Francis Trevelyan Buckland (17 December 1826 – 19 December 1880), better known as Frank Buckland, was an English surgeon, zoologist, popular author and natural historian. He was born in a noted family of naturalists. After a brief career in medicine he took an interest in fishes and other matters. He was one of the key members and founders of the acclimatisation society in Britain, an organisation that supported the introduction of new plants and animals as food sources which was influenced by his interest in eating and tasting a range of exotic animal meats, a practice which he adopted from his father.
Life and career
left|thumb|Buckland family silhouette with Frank under the table
Frank was the first son of Canon William Buckland, a noted geologist and palaeontologist, and Mary, a fossil collector, palaeontologist and illustrator. Frank was born and brought up in Oxford, where his father was a Canon of Christ Church. His godfather was the sculptor Sir Francis Chantrey. Educated at home by his mother, he went, at eight and a half, to a boarding school in Cotterstock, Northamptonshire staying with his uncle John Buckland. From 1837 to 1839, he went to a preparatory school in Laleham, Surrey, run by his uncle, John Buckland, a brutal headmaster who flogged his pupils quite excessively. Relief came with a scholarship to Winchester College, a school with an unbroken history of six hundred years. Here he was taught by the Second Master, Charles Wordsworth, who sent letters of praise to his father. Winchester had a harsh regime, but was much preferable to his previous school. While at Winchester he continued to take an interest in animals, trapping rats and mice, dissecting and sometimes eating them. Students complained of a foul smell emanating from the remains of a cat under his bed. Towards the end of his schooling, he was dissecting human parts that he obtained from the hospital on the sly. He was known for his exploits with a lancet. One student with a dolichocephalous head heard Frank muttering "what wouldn't I give for that fellow's skull!" He was not a first-rate scholar, but managed to gain entrance to Christ Church, Oxford in October 1844, after failing to get a scholarship to the smaller Corpus Christi.
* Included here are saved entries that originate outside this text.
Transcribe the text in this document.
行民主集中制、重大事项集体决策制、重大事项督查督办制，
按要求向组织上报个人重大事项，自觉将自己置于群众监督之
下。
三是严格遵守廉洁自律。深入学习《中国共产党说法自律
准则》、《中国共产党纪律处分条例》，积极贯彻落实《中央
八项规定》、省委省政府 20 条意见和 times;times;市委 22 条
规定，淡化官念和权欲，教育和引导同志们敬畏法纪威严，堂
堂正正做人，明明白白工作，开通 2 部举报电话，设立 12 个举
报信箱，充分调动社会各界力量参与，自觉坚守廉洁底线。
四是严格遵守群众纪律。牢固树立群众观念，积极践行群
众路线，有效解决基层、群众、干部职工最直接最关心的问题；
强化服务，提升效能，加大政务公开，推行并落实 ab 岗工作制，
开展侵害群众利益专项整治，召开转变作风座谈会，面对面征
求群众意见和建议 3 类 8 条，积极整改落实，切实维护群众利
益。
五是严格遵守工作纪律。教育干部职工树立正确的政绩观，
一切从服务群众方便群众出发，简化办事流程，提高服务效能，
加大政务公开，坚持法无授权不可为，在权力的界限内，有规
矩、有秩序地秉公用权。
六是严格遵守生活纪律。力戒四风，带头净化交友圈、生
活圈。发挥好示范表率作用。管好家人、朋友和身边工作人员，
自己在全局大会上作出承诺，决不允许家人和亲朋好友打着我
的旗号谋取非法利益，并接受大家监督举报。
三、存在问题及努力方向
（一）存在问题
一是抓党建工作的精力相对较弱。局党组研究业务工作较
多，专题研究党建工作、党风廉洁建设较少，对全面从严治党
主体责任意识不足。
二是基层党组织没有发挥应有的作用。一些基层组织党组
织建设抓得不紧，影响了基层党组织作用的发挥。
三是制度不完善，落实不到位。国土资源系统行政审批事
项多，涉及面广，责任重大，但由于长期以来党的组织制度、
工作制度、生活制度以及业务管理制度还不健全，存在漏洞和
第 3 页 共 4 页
He joined a debating club and the first essay he read was on "whether Rooks are beneficial to the farmer or not". He became a friend of the curator at Surrey Zoo and when he heard that a panther had died, he had it dug up and declared that the meat "was not very good". When the British Association met in 1847 at Oxford, Frank took along his pet bear Tigleth Pileser dressed in student attire of a cap and gown to the party. Charles Lyell wrote that Buckland introduced the bear formally to him and other zoologists present. This was not to go on for long as the Dean finally informed him that "either you or your bear must go". In 1845 Frank went to Giessen for three months to study chemistry under Justus von Liebig. In September 1846 he made a trip around Switzerland. Frank also attended some of the lectures of his father.
Buckland studied at Christ Church from 1844 to 1848, graduating at the second attempt. Passing out in May 1848 and at the advice of Richard Owen and Sir Benjamin Brodie, his father sent him to study surgery in London at St George's Hospital under Caesar Hawkins. He attended classes by Henry Gray where another classmate was Francis Day. A visit to Paris in 1849 gave him a chance of comparing their methods with those in London. In London most of the nurses were illiterate; one who claimed to read was tested with a label reading "This lotion to be applied externally only".
The nurse interpreted it as "Two spoonfuls to be taken four times a day".